Questa mattina, c’è stato un sopralluogo del sottosegretario alla Presidenza con delega alla Protezione Civile, Manuela Rontini, con Fabio Braglia, sindaco di Palagano e Presidente della Provincia di Modena. “La Regione ha già disposto, tramite l’Agenzia, un primo stanziamento urgente di 200mila euro per interventi volti a limitare l’allargamento del fronte franoso e contenere il movimento di fango e detriti; siamo pronti – ha detto Rontini – a stanziare altre risorse per ulteriori interventi urgenti, garantendo innanzitutto il trasporto dei ragazzi che devono andare a scuola e gli altri spostamenti necessari. Con il Comune, stiamo ragionando sui collegamenti e la viabilità alternativa: ci sono persone che vivono al di là della frana e oggi sono costrette a compiere giri lunghissimi. Siamo pronti a intervenire in aiuto alla comunità, per affrontare anche questo tipo di criticità, partendo dalle opere di consolidamento di via Sassorosso, che rappresenta l’unica arteria di collegamento con le aree isolate”.

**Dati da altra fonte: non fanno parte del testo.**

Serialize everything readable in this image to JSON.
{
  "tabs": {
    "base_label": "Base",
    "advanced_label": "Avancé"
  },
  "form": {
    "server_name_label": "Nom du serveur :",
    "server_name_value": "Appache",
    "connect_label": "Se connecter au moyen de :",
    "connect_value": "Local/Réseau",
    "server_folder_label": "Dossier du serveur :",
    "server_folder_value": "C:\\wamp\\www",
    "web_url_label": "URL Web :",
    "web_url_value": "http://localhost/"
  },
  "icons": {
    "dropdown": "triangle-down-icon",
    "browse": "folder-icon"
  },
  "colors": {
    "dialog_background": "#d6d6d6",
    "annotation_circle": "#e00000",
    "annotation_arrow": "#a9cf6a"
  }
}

“Serve lo stato di emergenza”
La frana a Boccassuolo di Palagano avanza a un ritmo di oltre un metro all’ora, interessando un’ampia porzione di versante nella zona del Rio della Lezza e della Crovara, sul Monte Cantiere, con un fronte al momento di oltre i 2,5 chilometri. Nel pomeriggio si è tenuto un incontro del Coc, il Centro Operativo Comunale, in presenza di operatori, forze dell’ordine e istituzioni in generale. Al momento, la frana prosegue il suo movimento verso valle che presumibilmente, notano i tecnici della Provincia, “si arresterà una volta raggiunto il torrente Dragone, un chilometro più a valle“. Per il sindaco di Palagano, Fabio Braglia, “è necessario che il Governo e la Regione ci diano lo stato di emergenza, io supplico le autorità affinché si attivino in questo senso. Siamo un piccolo Comune e non abbiamo le risorse per far fronte all’emergenza, e soprattutto alla fase di ricostruzione. Abbiamo 51 persone parzialmente isolate che stanno vivendo gravi disagi, oltre alle aziende del territorio e agli operatori agricoli”.

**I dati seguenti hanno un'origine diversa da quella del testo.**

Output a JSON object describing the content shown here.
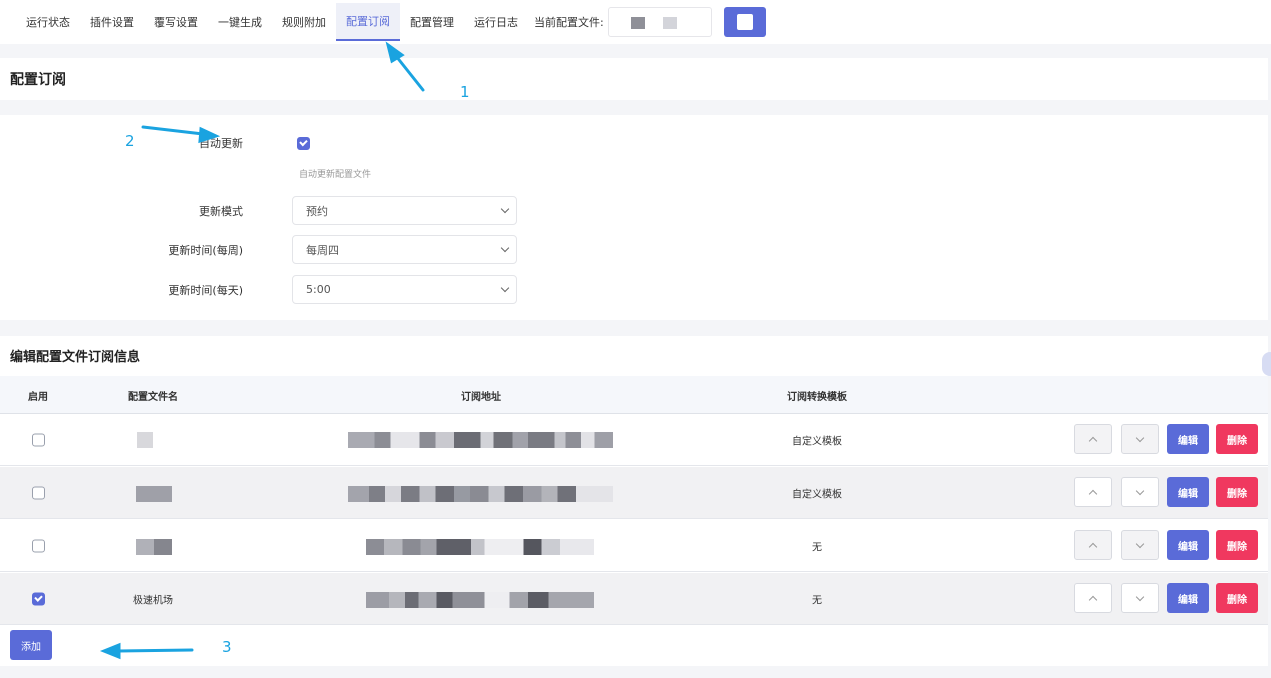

“Ci attiveremo – dice il sottosegretario Rontini in una nota diffusa dalla Provincia – per proclamare lo stato di emergenza regionale e per supportare sotto ogni punto di vista la comunità di Palagano e tutte le zone coinvolte dalla frana”.
Al momento sono tre le famiglie allontanate dalle proprie abitazioni, mentre sono una decina quelle di non residenti che hanno la seconda casa nell’area. Prosegue anche il monitoraggio della linea elettrica di alta tensione, attualmente non coinvolta dalla frana.